Originally Posted by Bunnyears
Only 2 minutes and some seconds faster than Mahler's time of 74 minutes. It can be done -- now why is not being done? Are there repeats not taken or sections of development being skipped (as they edit Shakespeare for performance perhaps Mahler was edited as well)? We need someone with a score to tell us what is happening.

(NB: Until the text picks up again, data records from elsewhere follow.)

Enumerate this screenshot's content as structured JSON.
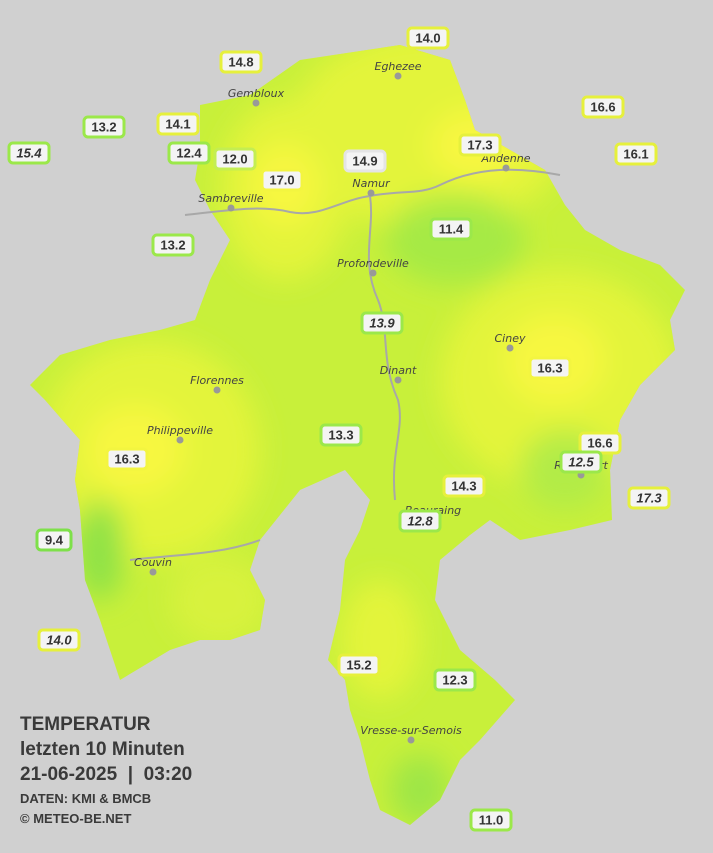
{
  "title": {
    "lines": [
      "TEMPERATUR",
      "letzten 10 Minuten",
      "21-06-2025  |  03:20"
    ],
    "credits": [
      "DATEN: KMI & BMCB",
      "© METEO-BE.NET"
    ]
  },
  "cities": [
    "Eghezee",
    "Gembloux",
    "Andenne",
    "Namur",
    "Sambreville",
    "Profondeville",
    "Ciney",
    "Dinant",
    "Florennes",
    "Philippeville",
    "Rochefort",
    "Beauraing",
    "Couvin",
    "Vresse-sur-Semois"
  ],
  "stations": [
    {
      "label": "14.0",
      "border": "#e6f03c",
      "italic": false
    },
    {
      "label": "14.8",
      "border": "#e6f03c",
      "italic": false
    },
    {
      "label": "16.6",
      "border": "#e6f03c",
      "italic": false
    },
    {
      "label": "13.2",
      "border": "#9be84a",
      "italic": false
    },
    {
      "label": "14.1",
      "border": "#e6f03c",
      "italic": false
    },
    {
      "label": "15.4",
      "border": "#9be84a",
      "italic": true
    },
    {
      "label": "12.4",
      "border": "#9be84a",
      "italic": false
    },
    {
      "label": "12.0",
      "border": "#c4ee52",
      "italic": false
    },
    {
      "label": "17.0",
      "border": "#f3f540",
      "italic": false
    },
    {
      "label": "14.9",
      "border": "#e4e4e4",
      "italic": false
    },
    {
      "label": "17.3",
      "border": "#e6f03c",
      "italic": false
    },
    {
      "label": "16.1",
      "border": "#e6f03c",
      "italic": false
    },
    {
      "label": "11.4",
      "border": "#9be84a",
      "italic": false
    },
    {
      "label": "13.2",
      "border": "#9be84a",
      "italic": false
    },
    {
      "label": "13.9",
      "border": "#9be84a",
      "italic": true
    },
    {
      "label": "16.3",
      "border": "#f3f540",
      "italic": false
    },
    {
      "label": "13.3",
      "border": "#9be84a",
      "italic": false
    },
    {
      "label": "16.3",
      "border": "#f3f540",
      "italic": false
    },
    {
      "label": "16.6",
      "border": "#e6f03c",
      "italic": false
    },
    {
      "label": "12.5",
      "border": "#9be84a",
      "italic": true
    },
    {
      "label": "17.3",
      "border": "#e6f03c",
      "italic": true
    },
    {
      "label": "14.3",
      "border": "#e6f03c",
      "italic": false
    },
    {
      "label": "12.8",
      "border": "#9be84a",
      "italic": true
    },
    {
      "label": "9.4",
      "border": "#7ee04a",
      "italic": false
    },
    {
      "label": "14.0",
      "border": "#e6f03c",
      "italic": true
    },
    {
      "label": "15.2",
      "border": "#e6f03c",
      "italic": false
    },
    {
      "label": "12.3",
      "border": "#9be84a",
      "italic": false
    },
    {
      "label": "11.0",
      "border": "#9be84a",
      "italic": false
    }
  ]
}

There are no repeats in Mahler's 2nd. Kubelik's basic tempos are generally fast, and then he makes fast transitions as well. Thus, he comes in with a swift timing. So, yes, that puts him in the neighborhood of Mahler's own timing, but what of it? As a critic, I have certainly written some reviews that put performers on the grill for not closely following a composer's score, but at what point does that merely become reductio ad absurdam? Kubelik may hit the clock mark that Mahler set, but a listening to any of his recordings with Mahler score in hand shows that he misses or glosses over an enormous amount of details that Mahler took the trouble to write down. So it doesn't look like he is truly achieving the vision that Mahler had, he's achieving his own vision. If it's okay for him to achieve his own vision and still make us love Mahler, then I'm coming to accept the notion that it is okay for Bernstein or Sinopoli or Chailly to conduct slow performances of Mahler, because they are using his works as doorways, not as dead-ends. Mahler wasn't so much interested in having others imitate him as he was in seeing others take his music and find their own truths & revelations... Just as we as listeners do, too. I think it is important for a few musicians to devote some energy to obsessing over the scores and other forms of research in order to try and make a Mahler performance that sounds something like it might have in his own day. But in the end, what matters is what we choose to have it sound like today. And tomorrow.